A professor has sued the University of Washington in federal court over a dispute over a land acknowledgment.
The professor, Stuart Reges, of the computer science department, in an act of protest, broke from the boilerplate land acknowledgment text that UW encourages—but does not require—professors to use as a suggested best practice. He wrote, “I acknowledge that by the labor theory of property the Coast Salish people can claim historical ownership of almost none of the land currently occupied by the University of Washington.”
The university responded to Reges by offering another section of the class he was teaching—Reges said about 30 percent of his students transferred to that course—and by amending his online syllabus to remove the controversial land acknowledgment.

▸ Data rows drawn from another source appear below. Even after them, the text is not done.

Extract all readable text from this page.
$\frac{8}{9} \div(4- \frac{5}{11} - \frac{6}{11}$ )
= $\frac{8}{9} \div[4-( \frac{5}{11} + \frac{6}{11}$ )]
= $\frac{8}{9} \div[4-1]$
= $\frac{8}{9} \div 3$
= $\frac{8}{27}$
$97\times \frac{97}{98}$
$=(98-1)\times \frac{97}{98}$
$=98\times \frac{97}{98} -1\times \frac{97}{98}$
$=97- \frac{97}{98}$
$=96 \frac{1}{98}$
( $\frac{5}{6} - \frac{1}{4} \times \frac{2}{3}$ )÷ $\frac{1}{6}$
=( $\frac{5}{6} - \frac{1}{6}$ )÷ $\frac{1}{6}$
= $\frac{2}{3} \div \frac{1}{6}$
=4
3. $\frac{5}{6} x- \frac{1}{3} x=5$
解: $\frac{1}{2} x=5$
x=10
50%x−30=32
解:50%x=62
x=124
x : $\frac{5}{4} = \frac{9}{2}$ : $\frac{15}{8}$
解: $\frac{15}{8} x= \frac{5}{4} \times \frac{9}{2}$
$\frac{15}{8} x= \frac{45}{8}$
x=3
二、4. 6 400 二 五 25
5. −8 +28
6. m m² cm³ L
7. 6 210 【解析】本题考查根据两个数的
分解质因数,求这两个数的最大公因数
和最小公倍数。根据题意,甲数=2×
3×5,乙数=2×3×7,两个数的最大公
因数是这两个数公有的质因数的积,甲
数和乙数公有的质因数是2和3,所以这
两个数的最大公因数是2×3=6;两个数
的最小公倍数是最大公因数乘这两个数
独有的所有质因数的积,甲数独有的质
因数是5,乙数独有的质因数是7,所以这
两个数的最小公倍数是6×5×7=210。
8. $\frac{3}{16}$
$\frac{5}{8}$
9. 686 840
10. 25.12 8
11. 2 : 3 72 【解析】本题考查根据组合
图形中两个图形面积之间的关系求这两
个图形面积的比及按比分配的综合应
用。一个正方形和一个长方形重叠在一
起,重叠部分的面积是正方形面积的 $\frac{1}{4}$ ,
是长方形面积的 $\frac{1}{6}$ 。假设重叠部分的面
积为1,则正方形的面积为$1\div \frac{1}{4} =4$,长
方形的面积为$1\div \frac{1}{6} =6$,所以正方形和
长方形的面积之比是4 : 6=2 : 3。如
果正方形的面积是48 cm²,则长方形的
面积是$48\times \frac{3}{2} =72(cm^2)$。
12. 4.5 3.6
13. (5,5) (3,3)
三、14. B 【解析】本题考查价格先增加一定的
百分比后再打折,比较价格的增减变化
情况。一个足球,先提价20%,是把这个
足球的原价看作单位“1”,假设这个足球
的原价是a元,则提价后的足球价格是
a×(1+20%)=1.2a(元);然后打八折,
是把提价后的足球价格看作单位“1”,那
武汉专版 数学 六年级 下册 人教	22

The university has countered by noting there is no university policy requiring a land acknowledgment or specific text that is required to be used for land acknowledgments. UW argued that land acknowledgments are more about principles than politics.
“Commonly utilized land acknowledgements are not politicized statements about land claims or ownership nor expressions of personal viewpoints about land ownership, but are rather statements of fact—the purpose being to acknowledge that the university sits on the historical ancestral lands of the Coast Salish people,” UW spokesperson Victor Balta wrote in an email at the time.
The Foundation for Individual Rights and Expression is supporting Reges’s lawsuit.
“University administrators turned me into a pariah on campus because I included a land acknowledgment that wasn’t sufficiently progressive for them,” said Reges. “Land acknowledgments are performative acts of conformity that should be resisted, even if it lands you in court. I am pleased that FIRE joined with me to fight back against University of Washington’s illegal viewpoint discrimination.”